Por estas cosas te dejo

—Por estas cosas, sí.
—Puta ¿estás despierto?
—Te soñé.
—Ay no.
—Sí. Otra vez te soñé. Que me dejabas y no…
—El puto efecto Mandela.
—Sí. Pero no era el mismo sueño. Era igual pero no era el mismo. Distinto.
—A la verga, vas a empezar con tus pinches exes.
—No, no, no. No me pusiste atención la última vez.
—O le paras o me levanto y me voy a mi casa Marco.
—Esta idea es más importante que yo. Regresa a la cama. Sal de ahí. Esto podría aliviarte tanto. Esto podría aliviarnos tanto, a todos.
—Pues cuéntaselo a tus putas o a tu psiquiatra pendejo.
—Por favor. Abre la puerta. Escúchame.
—¿Qué me vas a decir eh? Vas a empezar con tus mamadas otra vez de que a las seis de la tarde con veintidós minutos del año de la cabra el evento nos borró a todos ¿no? Que somos irrelevantes y lo que sentimos y lo que sientes y lo que siento porque el evento reinicia toda la realidad.

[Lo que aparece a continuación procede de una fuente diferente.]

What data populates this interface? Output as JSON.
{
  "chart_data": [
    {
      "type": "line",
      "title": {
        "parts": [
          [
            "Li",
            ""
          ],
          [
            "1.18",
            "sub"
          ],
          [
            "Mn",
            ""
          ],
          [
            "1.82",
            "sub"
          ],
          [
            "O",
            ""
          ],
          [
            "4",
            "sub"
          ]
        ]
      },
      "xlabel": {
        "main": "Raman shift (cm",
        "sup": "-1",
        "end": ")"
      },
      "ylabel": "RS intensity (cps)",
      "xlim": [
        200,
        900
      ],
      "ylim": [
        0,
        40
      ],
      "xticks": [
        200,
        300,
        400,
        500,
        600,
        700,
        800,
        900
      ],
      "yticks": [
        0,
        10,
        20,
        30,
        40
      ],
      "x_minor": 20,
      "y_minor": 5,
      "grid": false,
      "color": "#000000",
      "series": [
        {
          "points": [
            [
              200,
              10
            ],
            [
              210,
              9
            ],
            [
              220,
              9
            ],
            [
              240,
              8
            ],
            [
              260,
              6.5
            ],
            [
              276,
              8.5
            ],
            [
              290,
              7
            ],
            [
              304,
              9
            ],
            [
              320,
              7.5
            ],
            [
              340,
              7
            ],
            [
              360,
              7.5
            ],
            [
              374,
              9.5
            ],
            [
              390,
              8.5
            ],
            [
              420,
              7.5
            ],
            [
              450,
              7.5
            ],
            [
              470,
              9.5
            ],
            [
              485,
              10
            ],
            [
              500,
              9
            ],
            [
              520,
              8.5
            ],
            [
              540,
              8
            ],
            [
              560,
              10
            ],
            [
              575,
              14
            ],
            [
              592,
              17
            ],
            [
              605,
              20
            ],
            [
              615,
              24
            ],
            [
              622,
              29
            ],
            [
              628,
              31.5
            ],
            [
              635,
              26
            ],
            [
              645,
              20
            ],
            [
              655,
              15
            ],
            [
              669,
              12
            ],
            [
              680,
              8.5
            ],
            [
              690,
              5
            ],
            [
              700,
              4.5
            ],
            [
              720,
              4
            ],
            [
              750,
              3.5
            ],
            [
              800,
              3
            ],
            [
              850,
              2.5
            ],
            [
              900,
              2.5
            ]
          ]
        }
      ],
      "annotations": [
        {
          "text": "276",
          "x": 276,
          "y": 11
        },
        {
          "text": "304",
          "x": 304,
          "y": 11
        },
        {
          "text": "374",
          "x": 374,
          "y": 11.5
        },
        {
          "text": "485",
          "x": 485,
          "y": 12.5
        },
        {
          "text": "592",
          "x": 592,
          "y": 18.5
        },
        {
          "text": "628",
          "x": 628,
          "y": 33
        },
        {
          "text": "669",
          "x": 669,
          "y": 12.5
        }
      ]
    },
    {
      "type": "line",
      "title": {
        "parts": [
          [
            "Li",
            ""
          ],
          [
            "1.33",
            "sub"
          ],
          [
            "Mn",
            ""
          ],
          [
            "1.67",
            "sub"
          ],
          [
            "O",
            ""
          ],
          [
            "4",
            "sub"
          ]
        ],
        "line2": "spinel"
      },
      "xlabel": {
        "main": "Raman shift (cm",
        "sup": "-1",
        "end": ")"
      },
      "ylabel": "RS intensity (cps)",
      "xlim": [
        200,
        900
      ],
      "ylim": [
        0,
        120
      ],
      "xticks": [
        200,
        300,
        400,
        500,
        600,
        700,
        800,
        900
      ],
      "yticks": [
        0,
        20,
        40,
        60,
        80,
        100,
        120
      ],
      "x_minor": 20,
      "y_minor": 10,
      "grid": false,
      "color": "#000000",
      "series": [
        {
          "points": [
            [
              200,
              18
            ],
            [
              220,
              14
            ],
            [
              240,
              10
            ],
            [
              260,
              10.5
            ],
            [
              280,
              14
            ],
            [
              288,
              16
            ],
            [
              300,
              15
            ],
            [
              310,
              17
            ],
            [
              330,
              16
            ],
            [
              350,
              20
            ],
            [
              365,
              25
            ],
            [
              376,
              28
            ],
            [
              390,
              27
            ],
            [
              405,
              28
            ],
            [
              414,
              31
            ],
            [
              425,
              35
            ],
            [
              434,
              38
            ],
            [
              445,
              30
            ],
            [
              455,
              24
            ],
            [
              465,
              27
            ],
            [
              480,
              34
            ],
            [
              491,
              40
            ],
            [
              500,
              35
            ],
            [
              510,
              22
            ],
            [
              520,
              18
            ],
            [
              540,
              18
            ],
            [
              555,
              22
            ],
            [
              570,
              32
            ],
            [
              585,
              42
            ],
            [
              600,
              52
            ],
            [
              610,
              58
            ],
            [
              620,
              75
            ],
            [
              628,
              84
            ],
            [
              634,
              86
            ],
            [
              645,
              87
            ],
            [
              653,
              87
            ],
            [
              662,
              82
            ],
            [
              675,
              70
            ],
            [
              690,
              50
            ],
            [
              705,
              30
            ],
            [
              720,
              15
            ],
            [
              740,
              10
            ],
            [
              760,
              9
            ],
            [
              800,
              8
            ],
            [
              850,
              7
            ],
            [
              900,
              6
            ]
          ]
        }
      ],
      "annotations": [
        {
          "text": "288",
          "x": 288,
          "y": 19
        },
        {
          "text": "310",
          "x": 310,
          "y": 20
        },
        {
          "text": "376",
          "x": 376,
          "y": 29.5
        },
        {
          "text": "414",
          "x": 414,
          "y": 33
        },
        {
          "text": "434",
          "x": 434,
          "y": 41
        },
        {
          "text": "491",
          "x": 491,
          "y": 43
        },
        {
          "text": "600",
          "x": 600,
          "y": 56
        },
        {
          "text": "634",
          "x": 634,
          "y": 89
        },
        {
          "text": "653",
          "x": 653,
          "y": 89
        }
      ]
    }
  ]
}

—Sí. No. Ni siquiera sé qué es el evento. De lo demás estoy seguro. Cada elemento, cada átomo. Lo que compone y lo que (Lo está haciendo de nuevo. Lo mismo. ¿Por qué?, ¿qué estoy haciendo con este puto loco?) por lo que somos libres. Tú eres libre. Y yo. (¿Cuándo me enamoré de este pendejo?). Mira, ¿sabes qué? sólo es una idea. Sal. No tienes qué irte.
—Ya, no digas nada. Por estas cosas
—me dejas. Sabes que soy así, obsesivo, pero esto es el colmo. Decir que lo que sientes es irrelevante. Ni siquiera puedes entender lo que intento explicarte. ¿Me entiendes ahora? He dicho cada palabra que pensabas decir porque esto es un ciclo.
—Adiós Marco.
—Por estas cosas me dejas. Por estas cosas, sí.